Mr. Zelenskyy uses his Twitter account, which has as its banner the phrase “Ukraine is defending Europe and the world,” to provide regular updates on his government’s wartime preparations and his phone calls with other world leaders. More importantly, analysts say, Mr. Zelenskyy has successfully used social media chatter, public remarks and video addresses to push the West to send more arms and to clamp down harder on the Russian economy through sanctions.

That pressure appears to be at least partly responsible for key developments over the weekend, such as Germany’s decision to reverse course and send weapons to Ukraine, the European Union’s shutdown of airspace to Russian airlines, and the U.S. and European restrictions on Russia’s access to key international banking mechanisms.

“That’s how he’s become a folk hero. He’s in your living room. You’re looking at your iPhone, listening to him,” Mr. Townsend said of the Ukrainian leader. “He’s this Shakespearean figure surrounded by tanks.

“What has happened is the inspiration shown by these stubborn Ukrainians and their cleverness and heroism, and where Zelenskyy has gone from being this comic to suddenly being this warrior president. That has had a huge impact in Europe,” Mr. Townsend said.

Other Ukrainian leaders have proved adept at using social media to amplify their messages and chip away at Russian morale. Ukraine’s ambassador to the United Nations, Sergiy Kyslytsya, used a Monday speech at the United Nations to read text messages purportedly found on a Russian soldier’s phone after he was killed in the fighting.

“Mama, I’m in Ukraine. There is a real war raging here. I’m afraid. We are bombing all of the cities … even targeting civilians,” said Mr. Kyslytsya, quoting the Russian soldier’s text messages to his mother.

In Moscow, Mr. Putin is at the other end of the spectrum. The increasingly isolated leader has been the target of widespread condemnation by other world leaders, across social media and even in Russia. Even China, which blamed the U.S. and the West for provoking the conflict, has little positive to say about Mr. Putin‘s decision last week to start a war.

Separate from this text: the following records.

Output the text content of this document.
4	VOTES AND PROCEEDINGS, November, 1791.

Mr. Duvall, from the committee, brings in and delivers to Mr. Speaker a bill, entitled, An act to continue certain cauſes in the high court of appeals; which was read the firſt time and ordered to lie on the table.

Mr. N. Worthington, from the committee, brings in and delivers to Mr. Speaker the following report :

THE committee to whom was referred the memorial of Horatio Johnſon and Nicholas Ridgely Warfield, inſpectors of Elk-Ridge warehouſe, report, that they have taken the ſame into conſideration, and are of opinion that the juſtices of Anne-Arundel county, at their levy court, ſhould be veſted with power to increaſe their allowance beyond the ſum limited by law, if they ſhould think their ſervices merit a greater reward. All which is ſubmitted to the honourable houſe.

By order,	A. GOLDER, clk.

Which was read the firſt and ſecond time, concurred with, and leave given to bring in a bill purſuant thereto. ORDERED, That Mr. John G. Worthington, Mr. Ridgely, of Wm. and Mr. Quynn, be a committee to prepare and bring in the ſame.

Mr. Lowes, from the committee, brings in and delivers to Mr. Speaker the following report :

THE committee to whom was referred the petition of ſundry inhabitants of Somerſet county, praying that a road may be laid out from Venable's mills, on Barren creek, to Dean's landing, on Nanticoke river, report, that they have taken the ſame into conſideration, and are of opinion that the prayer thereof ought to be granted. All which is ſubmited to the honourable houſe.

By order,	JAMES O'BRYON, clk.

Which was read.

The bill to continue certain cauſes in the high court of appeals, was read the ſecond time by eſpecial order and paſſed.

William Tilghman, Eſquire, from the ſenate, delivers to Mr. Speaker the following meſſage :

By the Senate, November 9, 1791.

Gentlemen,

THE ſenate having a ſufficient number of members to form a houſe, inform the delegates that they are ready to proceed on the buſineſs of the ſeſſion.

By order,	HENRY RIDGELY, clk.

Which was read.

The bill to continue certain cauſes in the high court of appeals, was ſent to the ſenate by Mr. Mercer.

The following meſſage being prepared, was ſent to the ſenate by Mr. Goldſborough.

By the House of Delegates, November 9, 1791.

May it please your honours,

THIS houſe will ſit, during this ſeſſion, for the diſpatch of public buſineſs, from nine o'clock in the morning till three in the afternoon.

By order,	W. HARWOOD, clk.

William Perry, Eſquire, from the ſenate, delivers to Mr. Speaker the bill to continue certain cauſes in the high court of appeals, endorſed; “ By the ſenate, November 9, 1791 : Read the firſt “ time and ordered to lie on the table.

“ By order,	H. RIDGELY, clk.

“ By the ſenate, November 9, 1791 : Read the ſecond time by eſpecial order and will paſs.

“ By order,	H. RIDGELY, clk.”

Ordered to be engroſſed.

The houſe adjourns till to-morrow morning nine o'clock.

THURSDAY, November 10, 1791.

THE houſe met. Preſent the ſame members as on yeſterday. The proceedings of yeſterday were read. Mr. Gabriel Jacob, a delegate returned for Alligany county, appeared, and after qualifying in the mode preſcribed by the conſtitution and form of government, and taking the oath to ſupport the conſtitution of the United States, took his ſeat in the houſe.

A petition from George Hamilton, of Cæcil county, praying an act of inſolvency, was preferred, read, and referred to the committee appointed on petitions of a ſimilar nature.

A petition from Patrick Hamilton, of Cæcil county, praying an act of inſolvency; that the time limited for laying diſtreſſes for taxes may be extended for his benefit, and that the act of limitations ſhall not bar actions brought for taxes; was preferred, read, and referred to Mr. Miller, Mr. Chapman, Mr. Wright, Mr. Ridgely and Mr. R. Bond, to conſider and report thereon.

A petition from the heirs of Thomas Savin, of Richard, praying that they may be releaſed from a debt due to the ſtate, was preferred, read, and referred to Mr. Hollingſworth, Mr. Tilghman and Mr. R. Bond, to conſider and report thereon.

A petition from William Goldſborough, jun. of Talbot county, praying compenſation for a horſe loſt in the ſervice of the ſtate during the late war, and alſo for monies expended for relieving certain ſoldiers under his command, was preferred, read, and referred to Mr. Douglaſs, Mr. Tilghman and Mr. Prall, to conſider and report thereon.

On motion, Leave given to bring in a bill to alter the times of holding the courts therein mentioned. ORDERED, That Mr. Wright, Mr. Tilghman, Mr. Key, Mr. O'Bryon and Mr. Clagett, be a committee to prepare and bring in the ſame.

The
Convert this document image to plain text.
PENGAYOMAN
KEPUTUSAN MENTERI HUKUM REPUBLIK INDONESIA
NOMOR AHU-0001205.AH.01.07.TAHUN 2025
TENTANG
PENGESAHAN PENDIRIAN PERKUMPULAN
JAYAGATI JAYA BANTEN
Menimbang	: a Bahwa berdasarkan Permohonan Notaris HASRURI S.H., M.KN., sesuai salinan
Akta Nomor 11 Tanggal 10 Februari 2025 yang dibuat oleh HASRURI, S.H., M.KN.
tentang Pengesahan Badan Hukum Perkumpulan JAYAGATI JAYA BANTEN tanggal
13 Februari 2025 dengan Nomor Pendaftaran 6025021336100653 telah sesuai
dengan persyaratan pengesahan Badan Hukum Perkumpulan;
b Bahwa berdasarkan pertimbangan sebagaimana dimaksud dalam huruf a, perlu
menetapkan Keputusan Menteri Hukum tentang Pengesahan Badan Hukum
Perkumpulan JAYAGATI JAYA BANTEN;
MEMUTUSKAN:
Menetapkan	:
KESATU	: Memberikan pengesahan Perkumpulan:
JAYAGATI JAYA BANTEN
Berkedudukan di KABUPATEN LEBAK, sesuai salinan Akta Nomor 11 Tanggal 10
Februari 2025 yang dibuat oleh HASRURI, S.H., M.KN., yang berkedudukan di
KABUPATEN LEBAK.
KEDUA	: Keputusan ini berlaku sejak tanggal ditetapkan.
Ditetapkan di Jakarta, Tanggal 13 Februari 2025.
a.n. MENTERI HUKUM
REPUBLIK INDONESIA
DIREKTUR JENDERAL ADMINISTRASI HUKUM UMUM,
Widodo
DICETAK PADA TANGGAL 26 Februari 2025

Images of significant anti-war protests across Russia have spread across the internet. Pictures on Monday showed long lines at banks as Russians looked to withdraw their savings amid fears of a major economic collapse.

The Russian government has been remarkably ineffective at suppressing such images during the conflict.

Even some key Russian oligarchs have publicly broken with the Kremlin and called for an end to the war. Such dissenting messages are the opposite of the unified Russian front Mr. Putin hoped to project.

“My parents are Ukrainian citizens and live in Lviv, my favorite city. But I have also spent much of my life as a citizen of Russia, building and growing businesses,” Russian billionaire Mikhail Fridman wrote in a letter Monday that was first reported by The Financial Times. “I am deeply attached to Ukrainian and Russian peoples and see the current conflict as a tragedy for them both.”

With his army bogged down in Ukraine and facing growing accusations that he has committed war crimes, Mr. Putin could become more dangerous, specialists say. In fact, they say, the sharp anti-Russian turn in public opinion helped fuel Mr. Putin‘s dangerous decision over the weekend to put his country’s nuclear forces on high alert.

“That is the sign he cares. That is the sign that this is getting under his skin,” Mr. Townsend said.